Это сущая правда, и об этом Олег Иваныч может сказать, не кривя душой. Другое дело, что Зурнова тоже один раз ездила с ними на охоту. Но про это у него не спрашивают и он может не рассказывать. И того, что есть, предостаточно, чтобы растравить человеку душу.
Он сбоку взглядывает на Анну Петровну. Лицо спокойное, даже как будто насмешливое. Красивое лицо и сама складная, не сравнить с экономисткой. Та – недопеченная ватрушка, или, еще похожее, разварная осетрина. Лично Олегу Иванычу она не нравится, но ведь известно: кому поп, кому попадья.

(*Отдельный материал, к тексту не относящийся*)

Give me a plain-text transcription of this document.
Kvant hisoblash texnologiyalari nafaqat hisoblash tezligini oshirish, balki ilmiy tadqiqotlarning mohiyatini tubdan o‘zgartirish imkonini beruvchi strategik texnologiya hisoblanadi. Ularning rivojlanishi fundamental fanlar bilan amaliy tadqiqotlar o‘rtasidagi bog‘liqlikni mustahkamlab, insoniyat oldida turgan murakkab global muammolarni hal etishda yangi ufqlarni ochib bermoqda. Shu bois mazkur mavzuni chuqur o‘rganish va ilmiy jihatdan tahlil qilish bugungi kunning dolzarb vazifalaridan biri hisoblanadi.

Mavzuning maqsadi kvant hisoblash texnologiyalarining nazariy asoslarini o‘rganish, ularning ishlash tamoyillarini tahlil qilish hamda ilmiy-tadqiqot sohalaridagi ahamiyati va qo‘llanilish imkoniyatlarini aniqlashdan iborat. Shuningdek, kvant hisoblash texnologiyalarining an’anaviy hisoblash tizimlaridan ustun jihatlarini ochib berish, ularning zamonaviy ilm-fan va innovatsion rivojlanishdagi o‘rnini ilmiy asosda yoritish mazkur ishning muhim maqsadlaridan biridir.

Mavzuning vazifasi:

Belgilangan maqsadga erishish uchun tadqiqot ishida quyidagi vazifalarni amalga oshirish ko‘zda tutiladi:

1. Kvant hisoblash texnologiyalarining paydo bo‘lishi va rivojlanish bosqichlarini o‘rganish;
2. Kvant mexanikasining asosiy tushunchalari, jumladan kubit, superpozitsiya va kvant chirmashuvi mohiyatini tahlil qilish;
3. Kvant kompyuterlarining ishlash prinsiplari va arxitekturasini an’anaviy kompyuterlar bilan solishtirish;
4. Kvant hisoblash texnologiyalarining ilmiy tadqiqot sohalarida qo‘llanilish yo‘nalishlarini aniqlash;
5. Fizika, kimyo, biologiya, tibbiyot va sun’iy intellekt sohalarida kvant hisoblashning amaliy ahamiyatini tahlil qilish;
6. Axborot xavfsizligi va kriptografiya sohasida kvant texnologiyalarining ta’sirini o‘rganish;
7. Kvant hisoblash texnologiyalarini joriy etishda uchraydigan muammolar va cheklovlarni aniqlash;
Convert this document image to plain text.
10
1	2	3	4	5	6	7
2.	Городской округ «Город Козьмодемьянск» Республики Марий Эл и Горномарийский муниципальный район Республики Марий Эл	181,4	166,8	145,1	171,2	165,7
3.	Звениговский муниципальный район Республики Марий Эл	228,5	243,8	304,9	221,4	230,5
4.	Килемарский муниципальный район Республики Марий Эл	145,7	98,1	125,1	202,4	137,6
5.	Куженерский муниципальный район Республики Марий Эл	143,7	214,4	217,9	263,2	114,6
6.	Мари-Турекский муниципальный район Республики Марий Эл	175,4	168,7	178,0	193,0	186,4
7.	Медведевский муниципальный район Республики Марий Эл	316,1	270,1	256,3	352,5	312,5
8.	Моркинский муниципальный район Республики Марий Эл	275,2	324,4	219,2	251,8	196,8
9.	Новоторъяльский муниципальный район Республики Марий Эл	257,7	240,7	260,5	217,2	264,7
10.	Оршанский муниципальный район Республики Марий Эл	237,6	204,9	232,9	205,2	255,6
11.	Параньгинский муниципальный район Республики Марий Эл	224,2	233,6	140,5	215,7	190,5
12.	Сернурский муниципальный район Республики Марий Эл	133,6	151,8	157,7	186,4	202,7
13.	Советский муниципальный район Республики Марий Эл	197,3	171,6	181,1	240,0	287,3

Собаки переменились местами, переплели поводки. Пришлось остановиться, распутывать. Пока Анна Петровна стояла «ад ними, наклонившись, они от нетерпенья перебирали лапами. Налька лизнул ей руку. Дамка поглядела и решила сделать лучше: подскочила и облизала ей лицо. Неожиданно для Телегина Анна Петровна засмеялась.
– Я-то за вас радовалась, что вы охотитесь, весь день на свежем воздухе…
«Чудно, – подумал Телегин. – Другая бы женщина на ее месте обревелась. Пришлось бы за валерьянкой в аптеку забегать. И непременно стала бы выведывать: где, когда, с каких пор. И потащила бы с собой в Песочный тупик. А эта… собак жалеет».
Поводки распутаны.
– Я-то вам желала ни пуха ни пера! Ну, пошли, мои глупые.
Телегину эта беседа с собаками кажется неудовлетворительной, и он пытается ответить за бессловесных спутников:
– Собаки, они собаки и есть. Хозяин их обманывает, а они все ему верят: авось в этот раз не в сарай, а взаправду на охоту.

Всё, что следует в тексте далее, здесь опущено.